But aging here in the gloom of the cell, we’re saved by a Light. Jesus held it high when he entered. And, thanks be to God, it’s nothing less than the Light that shone at the start of all Creation, that shines freshly in the newborn. It’s the Light of God’s unconditional love for each and every one of us, sinner and saint. A Light seemingly dimmed as the child becomes an adult, but in truth never to be overcome by humanity’s dark side, or by any other version of darkness found in the Cosmos. It illumines the corners of the cell where humility and love still thrive, and where the child’s joy of simply being alive survives amidst hardship. It shines in the corners where love conquers fear, every time. The corners where acknowledging and facing our weaknesses will lead to redemptive strength, every time. The corners where nonviolent opposition for the cause of Justice prevails in the end, every time. 


When it’s time for me, and for each of us, to follow the Christ Light out through the exit door of this brief and tiny cell, may we leave words on the walls where we slept that can lead future children into dreams of peace. Here lived someone whom the darkness did not overcome.

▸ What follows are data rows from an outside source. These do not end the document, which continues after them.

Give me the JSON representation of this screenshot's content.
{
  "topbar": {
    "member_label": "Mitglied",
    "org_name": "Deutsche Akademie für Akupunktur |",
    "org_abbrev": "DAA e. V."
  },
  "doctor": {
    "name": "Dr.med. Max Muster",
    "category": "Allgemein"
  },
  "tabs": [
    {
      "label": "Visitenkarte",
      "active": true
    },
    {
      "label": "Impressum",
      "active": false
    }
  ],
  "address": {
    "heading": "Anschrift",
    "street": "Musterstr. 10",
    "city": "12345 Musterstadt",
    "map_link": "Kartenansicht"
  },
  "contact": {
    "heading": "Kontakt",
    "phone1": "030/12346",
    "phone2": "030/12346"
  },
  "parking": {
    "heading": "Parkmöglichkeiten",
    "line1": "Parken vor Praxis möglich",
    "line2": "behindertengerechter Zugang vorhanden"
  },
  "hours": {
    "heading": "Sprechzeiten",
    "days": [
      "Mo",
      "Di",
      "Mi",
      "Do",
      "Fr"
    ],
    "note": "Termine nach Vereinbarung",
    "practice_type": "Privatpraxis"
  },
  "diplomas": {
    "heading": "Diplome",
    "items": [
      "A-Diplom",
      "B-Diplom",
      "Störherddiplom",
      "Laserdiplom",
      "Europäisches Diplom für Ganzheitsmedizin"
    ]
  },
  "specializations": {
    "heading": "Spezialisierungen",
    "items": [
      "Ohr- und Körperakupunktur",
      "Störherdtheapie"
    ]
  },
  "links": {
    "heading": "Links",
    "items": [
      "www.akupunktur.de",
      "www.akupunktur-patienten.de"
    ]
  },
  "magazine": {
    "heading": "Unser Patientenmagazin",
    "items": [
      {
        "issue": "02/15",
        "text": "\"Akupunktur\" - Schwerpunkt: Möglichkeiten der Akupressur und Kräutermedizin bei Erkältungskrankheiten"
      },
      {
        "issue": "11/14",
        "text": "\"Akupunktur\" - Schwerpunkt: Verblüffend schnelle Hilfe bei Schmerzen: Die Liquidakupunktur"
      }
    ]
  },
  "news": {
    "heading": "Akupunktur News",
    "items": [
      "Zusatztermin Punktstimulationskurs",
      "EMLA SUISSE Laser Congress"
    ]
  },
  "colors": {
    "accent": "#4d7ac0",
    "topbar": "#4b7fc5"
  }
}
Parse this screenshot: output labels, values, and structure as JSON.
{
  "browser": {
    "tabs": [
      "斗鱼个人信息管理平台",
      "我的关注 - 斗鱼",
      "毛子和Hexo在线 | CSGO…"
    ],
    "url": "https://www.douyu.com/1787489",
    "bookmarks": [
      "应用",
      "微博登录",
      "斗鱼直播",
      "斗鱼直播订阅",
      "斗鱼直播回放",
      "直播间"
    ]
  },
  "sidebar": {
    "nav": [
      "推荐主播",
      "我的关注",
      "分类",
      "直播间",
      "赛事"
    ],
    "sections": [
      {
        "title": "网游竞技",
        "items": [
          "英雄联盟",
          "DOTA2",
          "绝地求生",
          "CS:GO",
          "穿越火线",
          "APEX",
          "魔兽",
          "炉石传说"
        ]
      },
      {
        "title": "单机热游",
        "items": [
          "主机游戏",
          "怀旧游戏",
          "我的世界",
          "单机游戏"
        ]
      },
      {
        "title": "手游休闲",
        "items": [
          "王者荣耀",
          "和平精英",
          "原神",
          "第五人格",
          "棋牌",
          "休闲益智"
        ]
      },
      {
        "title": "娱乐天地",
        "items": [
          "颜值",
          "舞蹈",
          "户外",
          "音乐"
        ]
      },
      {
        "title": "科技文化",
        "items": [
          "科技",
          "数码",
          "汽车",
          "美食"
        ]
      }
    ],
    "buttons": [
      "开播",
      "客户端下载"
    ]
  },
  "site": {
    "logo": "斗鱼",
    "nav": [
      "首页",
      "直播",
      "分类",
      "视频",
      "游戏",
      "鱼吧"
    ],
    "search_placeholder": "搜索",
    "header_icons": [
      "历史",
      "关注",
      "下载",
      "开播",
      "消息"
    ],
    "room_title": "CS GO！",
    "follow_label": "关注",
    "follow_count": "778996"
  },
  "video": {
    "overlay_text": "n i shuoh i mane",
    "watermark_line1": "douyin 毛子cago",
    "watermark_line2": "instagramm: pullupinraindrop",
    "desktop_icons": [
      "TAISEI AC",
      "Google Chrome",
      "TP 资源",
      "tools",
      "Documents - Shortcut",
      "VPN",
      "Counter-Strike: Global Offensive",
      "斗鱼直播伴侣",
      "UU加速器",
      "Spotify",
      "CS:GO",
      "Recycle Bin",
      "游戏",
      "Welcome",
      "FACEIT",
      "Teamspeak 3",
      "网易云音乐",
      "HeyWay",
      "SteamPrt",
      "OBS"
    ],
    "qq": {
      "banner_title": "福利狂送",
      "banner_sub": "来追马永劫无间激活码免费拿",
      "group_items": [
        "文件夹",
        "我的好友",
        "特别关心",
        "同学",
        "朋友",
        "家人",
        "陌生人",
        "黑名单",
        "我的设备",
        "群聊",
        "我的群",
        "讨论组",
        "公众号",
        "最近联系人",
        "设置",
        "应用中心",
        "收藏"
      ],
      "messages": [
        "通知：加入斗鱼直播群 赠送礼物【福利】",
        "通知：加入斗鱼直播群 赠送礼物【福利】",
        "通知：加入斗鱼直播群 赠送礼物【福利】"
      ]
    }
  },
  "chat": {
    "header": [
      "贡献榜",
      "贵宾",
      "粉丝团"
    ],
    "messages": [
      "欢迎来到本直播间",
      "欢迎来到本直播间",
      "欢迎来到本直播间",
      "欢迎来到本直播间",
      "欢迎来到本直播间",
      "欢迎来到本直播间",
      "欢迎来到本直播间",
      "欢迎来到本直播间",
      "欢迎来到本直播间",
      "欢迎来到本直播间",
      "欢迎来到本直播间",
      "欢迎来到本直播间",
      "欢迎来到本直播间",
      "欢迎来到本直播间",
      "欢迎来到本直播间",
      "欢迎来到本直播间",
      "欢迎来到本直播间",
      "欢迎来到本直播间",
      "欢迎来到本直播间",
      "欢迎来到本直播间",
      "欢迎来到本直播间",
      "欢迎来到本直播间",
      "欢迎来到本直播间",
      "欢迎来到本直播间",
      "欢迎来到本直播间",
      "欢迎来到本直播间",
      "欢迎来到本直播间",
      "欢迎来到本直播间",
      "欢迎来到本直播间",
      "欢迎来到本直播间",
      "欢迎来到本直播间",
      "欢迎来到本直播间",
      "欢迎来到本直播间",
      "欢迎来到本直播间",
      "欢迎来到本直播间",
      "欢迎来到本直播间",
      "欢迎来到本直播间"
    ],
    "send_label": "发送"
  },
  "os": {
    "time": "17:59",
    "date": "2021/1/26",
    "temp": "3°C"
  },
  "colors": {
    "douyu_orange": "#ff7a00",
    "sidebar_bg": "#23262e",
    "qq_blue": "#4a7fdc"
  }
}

Here lived someone who brought the Light into a dark corner when the chance came. Here lived someone who never forgot the reasons for a child’s celebration of life, and never lost faith in God’s call to be an Easter person in a Good Friday world.


Musical Reflection - King of Glory, King of Peace - George Herbert, Choir of All Saints, Beverly Hills

    




In these time-bound shadows that can seem so oppressive, dear God, may the Season of Lent remind us of who we truly are, heirs to generations of faith, followers in the footsteps of Christ, and your beloved sons and daughters whose destiny is to walk in the Divine Light, that which no darkness shall overcome. Amen.